Judging from the options contract in the draft, sugar and soybean meal options have both the same points and differences. In terms of the same points, the types of both contracts are the call option and put option with the trading unit of 1 lot (10 tons) of sugar or soybean meal futures contract; the minimum change in the price is RMB 0.5 yuan/ton; the exercise way is American option. In terms of differences, the price limit range of sugar options is the same as that of sugar futures contract, namely ±4 percent; while the price limit range of soybean meal options is the same as that of soybean meal futures contract, namely ±5 percent.

In addition, this time, the sugar and soybean meal options will take market maker system. According to the draft, ZCE and DCE will implement market maker qualification management. Institutions applying for the qualification of market maker are required to meet the conditions including that the net assets should not be less than RMB 50 million yuan, specialized agencies and personnel should be equipped to conduct market making business, market making personnel should be familiar with the relevant laws and regulations of the futures and options and business rules of the exchange, there should be no major illegal records with the last 3 years. In addition, the draft also stipulated the market making business, market maker rights and obligations as well as the regulation of exchange to the market maker.
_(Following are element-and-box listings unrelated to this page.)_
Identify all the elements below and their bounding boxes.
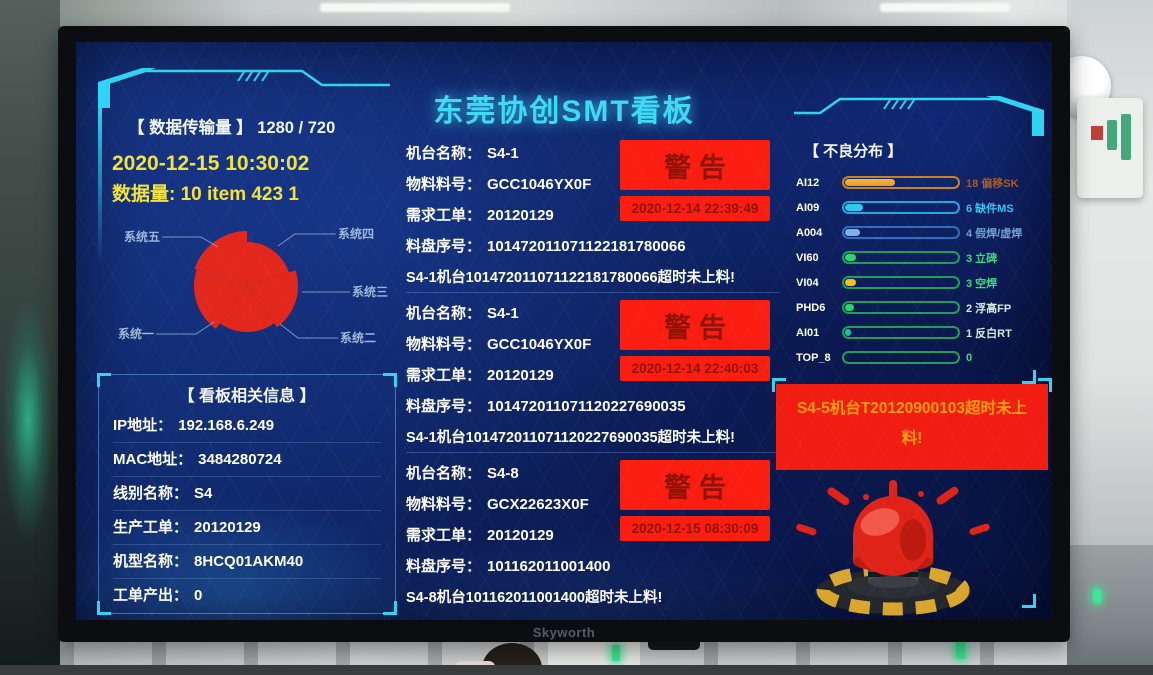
alert-block-1: 机台名称： S4-1 物料料号： GCC1046YX0F 需求工单： 20120129…	[406, 138, 770, 294]
defect-bar-row: AI12 18 偏移SK	[796, 176, 1019, 190]
data-volume-text: 数据量: 10 item 423 1	[112, 184, 299, 205]
corner-bracket-icon	[383, 373, 397, 387]
warning-box: 警告 2020-12-15 08:30:09	[620, 460, 770, 541]
smt-dashboard-screen: 东莞协创SMT看板 【 数据传输量 】 1280 / 720 2020-12-1…	[76, 42, 1052, 620]
alert-block-2: 机台名称： S4-1 物料料号： GCC1046YX0F 需求工单： 20120129…	[406, 298, 770, 454]
board-info-title: 【 看板相关信息 】	[178, 388, 316, 405]
pie-label: 系统二	[340, 330, 376, 345]
timeout-message: S4-1机台101472011071120227690035超时未上料!	[406, 430, 735, 446]
pie-label: 系统三	[352, 284, 388, 299]
green-machine-glow	[2, 300, 54, 540]
info-row-mac: MAC地址： 3484280724	[113, 443, 381, 477]
green-led	[612, 645, 620, 661]
lamp-red-label	[1091, 126, 1103, 140]
data-transmission-title: 【 数据传输量 】	[128, 119, 253, 137]
pie-label: 系统四	[338, 226, 374, 241]
left-equipment-wall	[0, 0, 60, 675]
divider	[406, 452, 780, 453]
warning-label: 警告	[620, 460, 770, 510]
defect-bar-row: TOP_8 0	[796, 351, 973, 364]
machine-name-row: 机台名称： S4-1	[406, 305, 519, 322]
reel-serial-row: 料盘序号： 101472011071122181780066	[406, 238, 686, 255]
defect-panel-title: 【 不良分布 】	[804, 143, 903, 160]
red-dome-button-icon	[853, 496, 933, 576]
board-info-panel: 【 看板相关信息 】 IP地址： 192.168.6.249 MAC地址： 3484…	[97, 373, 397, 615]
page-title: 东莞协创SMT看板	[433, 95, 695, 128]
corner-bracket-icon	[1038, 378, 1052, 392]
corner-bracket-icon	[383, 601, 397, 615]
defect-bar-row: AI09 6 缺件MS	[796, 201, 1014, 215]
timeout-message: S4-1机台101472011071122181780066超时未上料!	[406, 270, 735, 286]
warning-time: 2020-12-14 22:40:03	[620, 356, 770, 381]
panel-header-decoration	[794, 96, 1044, 136]
material-row: 物料料号： GCX22623X0F	[406, 496, 589, 513]
material-row: 物料料号： GCC1046YX0F	[406, 336, 592, 353]
defect-bar-row: A004 4 假焊/虚焊	[796, 226, 1023, 240]
defect-bar-row: VI04 3 空焊	[796, 276, 998, 290]
workorder-row: 需求工单： 20120129	[406, 207, 554, 224]
info-row-workorder: 生产工单： 20120129	[113, 511, 381, 545]
emergency-light-box	[1077, 98, 1143, 198]
data-transmission-value: 1280 / 720	[257, 119, 336, 137]
green-led	[1093, 589, 1101, 603]
corner-bracket-icon	[97, 373, 111, 387]
defect-bar-chart: AI12 18 偏移SK AI09 6 缺件MS A004 4 假焊/虚焊 VI60 3…	[796, 170, 1042, 370]
material-row: 物料料号： GCC1046YX0F	[406, 176, 592, 193]
hatch-marks-icon	[237, 71, 269, 82]
tv-brand-logo: Skyworth	[532, 625, 596, 640]
divider	[406, 292, 780, 293]
info-row-model: 机型名称： 8HCQ01AKM40	[113, 545, 381, 579]
reel-serial-row: 料盘序号： 101162011001400	[406, 558, 611, 575]
system-pie-chart: 系统五 系统四 系统三 系统二 系统一	[98, 202, 396, 370]
side-alert-banner: S4-5机台T20120900103超时未上料!	[776, 384, 1048, 470]
timeout-message: S4-8机台101162011001400超时未上料!	[406, 590, 663, 606]
line-device	[548, 639, 640, 669]
defect-bar-row: AI01 1 反白RT	[796, 326, 1012, 340]
right-equipment	[1067, 545, 1153, 665]
pie-sectors	[193, 231, 299, 333]
panel-edge-glow	[98, 104, 102, 264]
lamp-label-stripe	[1107, 120, 1117, 150]
defect-bar-row: PHD6 2 浮高FP	[796, 301, 1012, 315]
hatch-marks-icon	[883, 99, 915, 110]
info-row-output: 工单产出： 0	[113, 587, 203, 604]
emergency-button-graphic	[780, 480, 1006, 618]
warning-label: 警告	[620, 140, 770, 190]
warning-box: 警告 2020-12-14 22:40:03	[620, 300, 770, 381]
corner-bracket-icon	[772, 378, 786, 392]
info-row-ip: IP地址： 192.168.6.249	[113, 409, 381, 443]
warning-label: 警告	[620, 300, 770, 350]
corner-bracket-icon	[97, 601, 111, 615]
info-row-line: 线别名称： S4	[113, 477, 381, 511]
pie-label: 系统五	[124, 229, 160, 244]
tv-monitor: 东莞协创SMT看板 【 数据传输量 】 1280 / 720 2020-12-1…	[58, 26, 1070, 642]
alert-block-3: 机台名称： S4-8 物料料号： GCX22623X0F 需求工单： 20120129…	[406, 458, 770, 614]
floor-strip	[0, 665, 1153, 675]
dashboard-timestamp: 2020-12-15 10:30:02	[112, 152, 310, 175]
corner-bracket-icon	[1022, 594, 1036, 608]
green-led	[956, 641, 965, 659]
defect-distribution-panel: 【 不良分布 】 AI12 18 偏移SK AI09 6 缺件MS A004 4 假焊…	[788, 96, 1044, 384]
pie-label-connectors	[156, 233, 350, 339]
workorder-row: 需求工单： 20120129	[406, 527, 554, 544]
panel-header-decoration	[98, 68, 390, 108]
corner-bracket-icon	[1022, 370, 1036, 384]
lamp-label-stripe	[1121, 114, 1131, 160]
machine-name-row: 机台名称： S4-1	[406, 145, 519, 162]
machine-name-row: 机台名称： S4-8	[406, 465, 519, 482]
reel-serial-row: 料盘序号： 101472011071120227690035	[406, 398, 686, 415]
warning-time: 2020-12-14 22:39:49	[620, 196, 770, 221]
ceiling-light	[880, 3, 1010, 12]
workorder-row: 需求工单： 20120129	[406, 367, 554, 384]
ceiling-light	[320, 3, 510, 12]
pie-label: 系统一	[118, 326, 154, 341]
data-transmission-panel: 【 数据传输量 】 1280 / 720 2020-12-15 10:30:02…	[98, 68, 396, 368]
warning-time: 2020-12-15 08:30:09	[620, 516, 770, 541]
warning-box: 警告 2020-12-14 22:39:49	[620, 140, 770, 221]
defect-bar-row: VI60 3 立碑	[796, 251, 998, 265]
"Options trading in foreign mature market mostly take market maker system. The market maker mainly has the following functions: the first is to find the value, that is the market maker prompts the option price to approach the actual value as close as possible by professional valuation; the second is to enhance the liquidity and make the market becoming active; the third is to stabilize the market, that is the market maker can stabilize the options price fluctuations and enhance the market stability through two-way quotes and trading," said Hu Yuyue.

RMB 50 million yuan for investor threshold

Compared with the threshold of RMB 500 thousand yuan for individual investors' SSE 50ETF option, this time ZCE and DCE have both lowered the investor threshold for sugar and soybean meal options trading, but still much higher than the threshold of A stock market investors.
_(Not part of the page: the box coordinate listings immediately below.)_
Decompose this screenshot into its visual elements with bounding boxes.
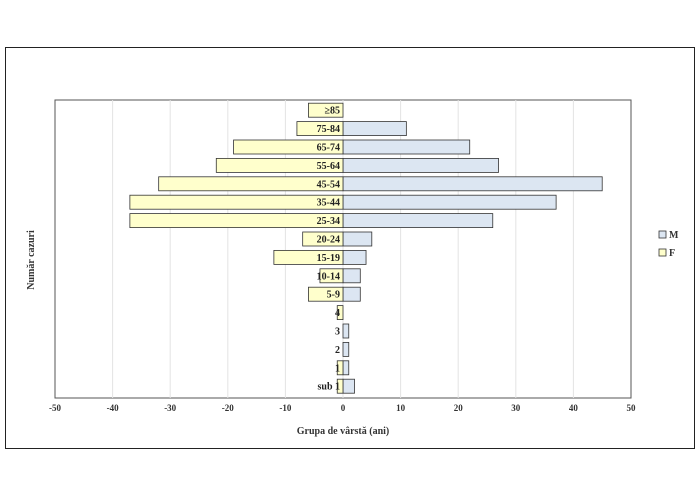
bar-f bbox=[129, 194, 344, 210]
category-label: ≥85 bbox=[325, 106, 341, 117]
bar-f bbox=[319, 268, 344, 284]
category-labels: sub 1 1 2 3 4 5-9 10-14 15-19 20-24 25-34 35-44 45-… bbox=[317, 106, 340, 393]
bar-m bbox=[342, 268, 361, 284]
bar-f bbox=[158, 176, 344, 192]
bar-f bbox=[233, 139, 344, 155]
category-label: 25-34 bbox=[317, 216, 340, 227]
category-label: 20-24 bbox=[317, 235, 340, 246]
bars bbox=[129, 102, 603, 394]
x-tick-label: 10 bbox=[396, 403, 406, 413]
bar-m bbox=[342, 176, 603, 192]
bar-m bbox=[342, 231, 373, 247]
legend-label-m: M bbox=[669, 230, 679, 241]
category-label: 3 bbox=[335, 327, 340, 338]
x-tick-label: -30 bbox=[164, 403, 176, 413]
bar-m bbox=[342, 378, 355, 394]
category-label: sub 1 bbox=[317, 382, 340, 393]
category-label: 55-64 bbox=[317, 161, 340, 172]
x-tick-label: -10 bbox=[279, 403, 291, 413]
category-label: 1 bbox=[335, 363, 340, 374]
bar-m bbox=[342, 139, 471, 155]
bar-m bbox=[342, 194, 557, 210]
bar-f bbox=[273, 249, 344, 265]
x-tick-label: -50 bbox=[49, 403, 61, 413]
category-label: 5-9 bbox=[327, 290, 340, 301]
bar-m bbox=[342, 157, 499, 173]
bar-f bbox=[308, 102, 344, 118]
legend-swatch-f bbox=[658, 248, 667, 257]
bar-m bbox=[342, 213, 494, 229]
legend-label-f: F bbox=[669, 248, 675, 259]
x-tick-label: 40 bbox=[569, 403, 579, 413]
bar-m bbox=[342, 360, 350, 376]
x-tick-label: 30 bbox=[511, 403, 521, 413]
bar-f bbox=[336, 360, 344, 376]
legend-swatch-m bbox=[658, 230, 667, 239]
category-label: 15-19 bbox=[317, 253, 340, 264]
bar-f bbox=[302, 231, 344, 247]
y-axis-title: Număr cazuri bbox=[26, 230, 37, 290]
x-tick-label: -20 bbox=[222, 403, 234, 413]
category-label: 65-74 bbox=[317, 143, 340, 154]
x-tick-label: 0 bbox=[341, 403, 346, 413]
bar-f bbox=[336, 378, 344, 394]
bar-m bbox=[342, 286, 361, 302]
x-tick-labels: -50 -40 -30 -20 -10 0 10 20 30 40 50 bbox=[49, 403, 636, 413]
legend: MF bbox=[658, 230, 679, 259]
bar-f bbox=[296, 121, 344, 136]
bar-m bbox=[342, 323, 350, 339]
x-tick-label: 20 bbox=[454, 403, 464, 413]
bar-f bbox=[308, 286, 344, 302]
category-label: 75-84 bbox=[317, 124, 340, 135]
x-tick-label: -40 bbox=[107, 403, 119, 413]
bar-m bbox=[342, 341, 350, 357]
x-axis-title: Grupa de vârstă (ani) bbox=[297, 426, 390, 437]
category-label: 2 bbox=[335, 345, 340, 356]
bar-f bbox=[215, 157, 344, 173]
x-tick-label: 50 bbox=[627, 403, 637, 413]
category-label: 35-44 bbox=[317, 198, 340, 209]
bar-f bbox=[336, 305, 344, 321]
category-label: 45-54 bbox=[317, 179, 340, 190]
category-label: 4 bbox=[335, 308, 340, 319]
bar-m bbox=[342, 249, 367, 265]
bar-m bbox=[342, 121, 407, 136]
category-label: 10-14 bbox=[317, 271, 340, 282]
bar-f bbox=[129, 213, 344, 229]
According to the draft on the investor appropriate regulation of the two futures exchanges, when the general institution and individual customers open the option trading privileges, the funds available balance of the deposit account after the settlement of the previous day before the day opening option trading privileges should be no less than RMB 100 thousand yuan. At the same time, the investors also need to meet a series of conditions including possessing the simulation options trading experience, exercise experience, and having gone through relative knowledge test. In addition, the exchange can adjust the appropriateness criteria according to market conditions.

"As the domestic futures market is characterized obviously by the investment structure of retail investor dominating, therefore, a certain threshold should be set on the basis of ensuring the interests of small- and medium-sized investors," said Cao Yanghui.

Hu Yuyue believes that although there are risks in commodity futures and options market, but the risk is limited, and compared with stock index options, the risk is more controllable. At present, the balance of funds available in deposit account of the customers being set at RMB 100 thousand yuan initially by the exchange indicates the consideration of the exchange on the market nurture.

Besides, two futures exchanges have also said to strictly control the risk. An official from the exchange department of DCE said, the design of soybean meal options contract system has combined with the reality of China's futures market, and fully considered the risk control and liquidity. Among them, the risk control is the basis of the normal operation of the option market. To this end, DCE has developed a set of risk management system including margin, price limits, position limit, stopped out and compulsory position reduction, to ensure the stable operation of the options market.